Gli stivali di pelle nera di Rut pestarono uno dei tanti pezzi di vetro che si trovavano a terra, attorno alla spazzatura e ai cassonetti posti nel retro dell'orfanotrofio. Sopra di essi c'erano due finestre e, malgrado lo sdegno di Ximena, ci eravamo calati giù proprio da lì. 

Il che era stato difficile, considerando quanti fossimo: Myn, io, Rut, Xim, Med, Erazm e Rica, la partner di Amyas. Le altre erano troppo spaventate dall'idea di infrangere le regole, non solo dell'istituto ma anche quelle dei propri partner. 

Nezha era rimasta con Honey, leggendo libri e facendo la guardia, con la paura che qualcosa potesse andare diversamente da come doveva. Anche se Xim aveva supplicato la sorellastra di uscire con lei, non c'era stato verso. Sembrava come se sapesse che la tempesta stava per arrivare, era questa l'impressione che mi aveva dato, ma avevo deciso di non dargli troppo conto. 

Myn fulminò Rut e lui assottigliò lo sguardo. «Scusa se non ho i piedini fatati come te, principessa». Grugnì, prendendo Ximena per i fianchi e aiutandola a cadere in piedi con più grazia di quella che aveva usato lui. 

Erazm prese me allo stesso modo e io mi aggrappai a lui come una piccola scimmietta, con le braccia attorno al suo collo e le gambe attorno alla sua vita. 

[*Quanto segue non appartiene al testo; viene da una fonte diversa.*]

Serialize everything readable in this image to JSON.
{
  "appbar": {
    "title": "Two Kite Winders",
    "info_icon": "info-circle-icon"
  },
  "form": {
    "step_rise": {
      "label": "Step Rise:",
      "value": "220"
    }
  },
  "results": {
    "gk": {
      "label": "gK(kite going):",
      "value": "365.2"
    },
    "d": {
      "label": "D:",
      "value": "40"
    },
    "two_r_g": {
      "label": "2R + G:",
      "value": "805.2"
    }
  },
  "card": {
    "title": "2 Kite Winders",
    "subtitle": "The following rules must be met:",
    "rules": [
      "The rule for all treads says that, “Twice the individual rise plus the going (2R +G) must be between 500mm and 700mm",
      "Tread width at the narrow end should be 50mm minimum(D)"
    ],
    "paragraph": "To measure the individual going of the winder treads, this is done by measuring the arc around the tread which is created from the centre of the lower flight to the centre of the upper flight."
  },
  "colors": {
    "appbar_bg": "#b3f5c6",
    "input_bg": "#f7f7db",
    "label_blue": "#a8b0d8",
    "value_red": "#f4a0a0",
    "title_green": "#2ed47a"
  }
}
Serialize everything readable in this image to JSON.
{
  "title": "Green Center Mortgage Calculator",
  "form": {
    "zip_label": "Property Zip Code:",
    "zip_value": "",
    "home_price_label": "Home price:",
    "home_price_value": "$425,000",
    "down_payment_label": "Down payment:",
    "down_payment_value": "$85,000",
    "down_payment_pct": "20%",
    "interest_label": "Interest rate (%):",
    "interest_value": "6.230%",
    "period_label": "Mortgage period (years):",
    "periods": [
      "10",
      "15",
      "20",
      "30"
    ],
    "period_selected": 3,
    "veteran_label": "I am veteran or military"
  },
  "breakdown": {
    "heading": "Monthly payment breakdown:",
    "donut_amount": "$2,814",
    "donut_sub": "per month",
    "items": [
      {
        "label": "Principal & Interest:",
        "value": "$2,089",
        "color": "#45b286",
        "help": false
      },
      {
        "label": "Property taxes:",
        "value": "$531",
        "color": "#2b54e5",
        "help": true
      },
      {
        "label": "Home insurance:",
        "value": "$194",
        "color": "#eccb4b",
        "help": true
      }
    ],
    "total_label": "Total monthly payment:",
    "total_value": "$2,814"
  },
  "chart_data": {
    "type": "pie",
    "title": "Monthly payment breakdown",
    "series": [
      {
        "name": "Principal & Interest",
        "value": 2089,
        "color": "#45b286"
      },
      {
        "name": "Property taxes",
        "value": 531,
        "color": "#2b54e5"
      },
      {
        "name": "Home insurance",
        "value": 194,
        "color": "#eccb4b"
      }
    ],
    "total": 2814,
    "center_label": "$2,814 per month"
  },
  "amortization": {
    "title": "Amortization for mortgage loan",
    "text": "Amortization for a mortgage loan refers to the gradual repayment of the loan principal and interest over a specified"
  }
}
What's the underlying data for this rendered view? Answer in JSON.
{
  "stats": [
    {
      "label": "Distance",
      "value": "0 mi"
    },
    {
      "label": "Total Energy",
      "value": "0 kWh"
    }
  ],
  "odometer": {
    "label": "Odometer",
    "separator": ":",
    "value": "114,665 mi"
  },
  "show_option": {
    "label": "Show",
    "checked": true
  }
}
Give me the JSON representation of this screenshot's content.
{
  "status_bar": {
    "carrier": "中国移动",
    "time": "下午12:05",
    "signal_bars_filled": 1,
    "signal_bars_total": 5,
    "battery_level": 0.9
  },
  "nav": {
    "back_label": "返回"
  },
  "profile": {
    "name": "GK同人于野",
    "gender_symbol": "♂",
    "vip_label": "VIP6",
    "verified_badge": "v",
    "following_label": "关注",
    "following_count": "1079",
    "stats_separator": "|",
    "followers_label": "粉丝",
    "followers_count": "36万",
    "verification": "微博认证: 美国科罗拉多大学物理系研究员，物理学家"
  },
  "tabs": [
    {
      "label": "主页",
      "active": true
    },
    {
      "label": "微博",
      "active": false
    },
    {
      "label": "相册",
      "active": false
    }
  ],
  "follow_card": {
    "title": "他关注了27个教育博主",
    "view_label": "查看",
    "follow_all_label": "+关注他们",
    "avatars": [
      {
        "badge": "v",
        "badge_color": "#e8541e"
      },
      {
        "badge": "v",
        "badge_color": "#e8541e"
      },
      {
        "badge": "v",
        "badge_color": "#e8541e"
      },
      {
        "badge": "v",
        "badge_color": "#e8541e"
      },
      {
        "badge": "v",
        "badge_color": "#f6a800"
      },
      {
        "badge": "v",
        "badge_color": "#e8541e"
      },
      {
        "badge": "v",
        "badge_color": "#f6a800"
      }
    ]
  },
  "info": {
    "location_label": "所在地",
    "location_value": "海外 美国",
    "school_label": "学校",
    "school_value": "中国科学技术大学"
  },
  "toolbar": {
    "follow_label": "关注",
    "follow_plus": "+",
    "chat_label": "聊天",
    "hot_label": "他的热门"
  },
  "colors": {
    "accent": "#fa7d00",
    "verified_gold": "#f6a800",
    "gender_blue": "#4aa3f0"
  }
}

Quando scesi da lui, in modo poco aggraziato, e persi l'equilibrio, rischiando di cadere con il sedere per terra se non fosse stato per i suoi riflessi pronti, la vergogna mi investì come un camion in pieno petto. Oltre il dolore acuto e il vuoto al cuore. «Scusami, io non... non sono più aggraziata come un tempo, io...».

«Va tutto bene. Sei sempre perfetta, amor meus». Sorrise e mi accarezzò la guancia. Il sorriso non arrivò ai suoi occhi, però. 

Rut mi osservò con sguardo serio. Aspettò che tutti lo superassero e poi mi si affiancò, avviandoci verso la città. Parlò solo quando gli altri iniziarono a parlare di altro fra di loro e le voci coprirono la sua. «E chi l'avrebbe mai detto che una come te potesse diventare codarda».

«Come, scusa?». Assottigliai lo sguardo. 

Mi guardò di sottecchi. «Sei una codarda. Ti rifugi nel dolore perché non hai il coraggio di affrontarlo. Dovresti impararne qualcosa, dovresti combatterlo, invece non fai che accettarlo e farti piegare».

«Ma di che diavolo stai parlando?». Ringhiai furiosa.

Voltò la testa di scatto. «Sto parlando di te! E del tuo ignorare i tuoi evidenti problemi, le tue evidenti debolezze, per non imparare di nuovo a combatterle!».

«Ma che ne sai tu ciò che ho passato? Di come mi sento? Non ne sai nulla tu, come nessuno! Io so, solo io». Mi trattenni dallo strillare. 

Storse la bocca. «Non lo sappiamo perché non ne parli, ma si vede lontano un miglio quanto tu sia indebolita. Perdi tempo a piangere su te stessa e a lanciare la tua rabbia sugli altri, ma non fai nulla per aiutarti! Non sai più combattere? Fatti addestrare! Non sai cucinare? Segui un corso online o che cazzo ne so! Vuoi aiuto? Fatti aiutare!». Sibilò.